Lastly, the final statement, “14:10:05”, is in hour, minute, and second type. As you’ll have guessed, the corresponding masks is solely “hms”. We will convert it to a numeric worth utilizing clock(mydate,”hms”).

I’ve solely used 5 variations of string dates on this submit. There are numerous extra Stata capabilities that match nearly any want. Additionally, there are quite a few translation capabilities akin to weekly(), month-to-month(), and so on., that I’ve not talked about.

Displaying dates

We want working with readable dates as a substitute of elapsed dates and instances. As soon as now we have transformed to a numeric date, we are able to merely use format to vary the show format. Let’s have a look at an instance.


. clear

. enter str18 mydate

                 mydate
  1. "01Jan2015"
  2. "02Jan2015"
  3. "03Jan2015"
  4. "04Jan2015"
  5. "05Jan2015"
  6. finish

The variable mydate accommodates day by day dates with day, month, and yr parts. As you’ll have guessed, we use the date() perform with a masks “DMY” to translate mydate right into a numeric date.


. generate double newdate = date(mydate,"DMY")

. listing

     +---------------------+
     |    mydate   newdate |
     |---------------------|
  1. | 01Jan2015     20089 |
  2. | 02Jan2015     20090 |
  3. | 03Jan2015     20091 |
  4. | 04Jan2015     20092 |
  5. | 05Jan2015     20093 |
     +---------------------+

I saved the numeric dates within the variable newdate. The observations are saved because the variety of elapsed days. To vary the show format, we use the format command.


. format %td newdate

. listing

     +-----------------------+
     |    mydate     newdate |
     |-----------------------|
  1. | 01Jan2015   01jan2015 |
  2. | 02Jan2015   02jan2015 |
  3. | 03Jan2015   03jan2015 |
  4. | 04Jan2015   04jan2015 |
  5. | 05Jan2015   05jan2015 |
     +-----------------------+

%td refers back to the format for displaying day by day dates. We will now tsset our knowledge for time-series or panel-data evaluation.

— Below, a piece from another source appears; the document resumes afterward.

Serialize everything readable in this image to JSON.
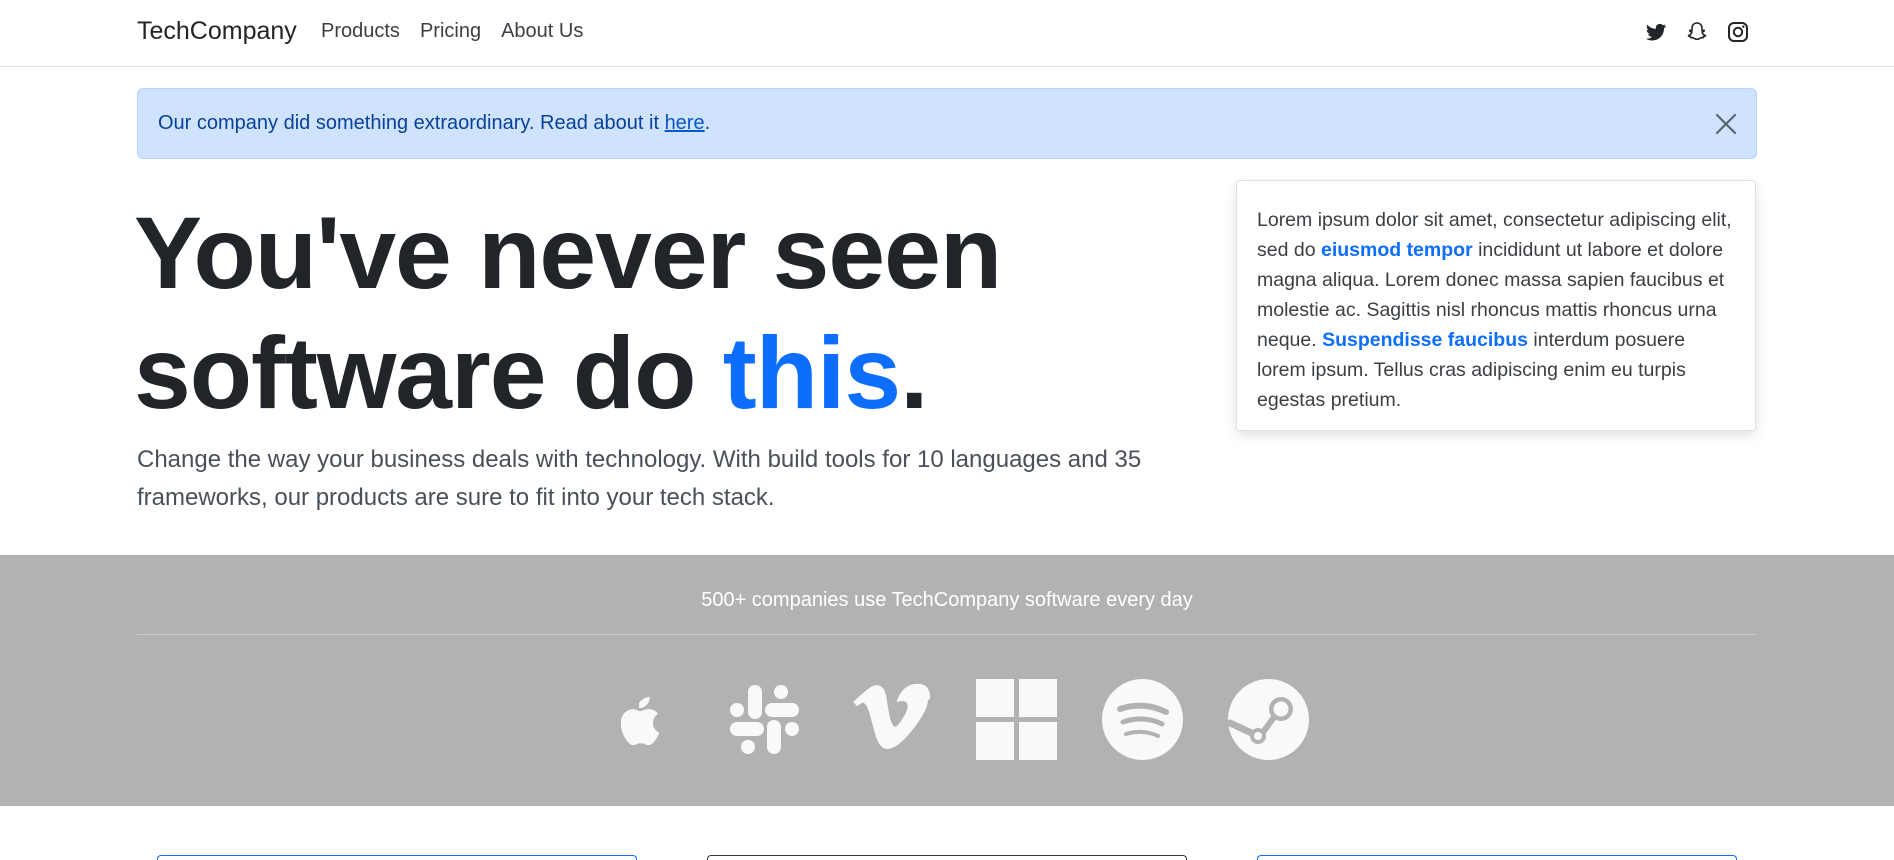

Constructing dates from numeric parts

Generally, dates exist as particular person numeric parts. In Stata, we are able to mix these particular person parts to acquire the specified date. Take into account the next dataset for instance:


. clear

. enter month day yr hour minute

         month        day       yr       hour     minute
  1. 01 10 2015 10 05
  2. 02 10 2015 05 10
  3. 03 15 2015 20 15
  4. 04 20 2015 12 20
  5. 05 05 2015 02 25
  6. finish

I created 5 variables, particularly month, day, yr, hour, and minute. Let’s start with combining the person month, day, and yr parts within the variable newdate. As with translating string dates into numeric utilizing capabilities, Stata supplies a unique set of capabilities for combining particular person numeric date parts. For instance, we use the perform mdy() to mix the month, day, and yr parts.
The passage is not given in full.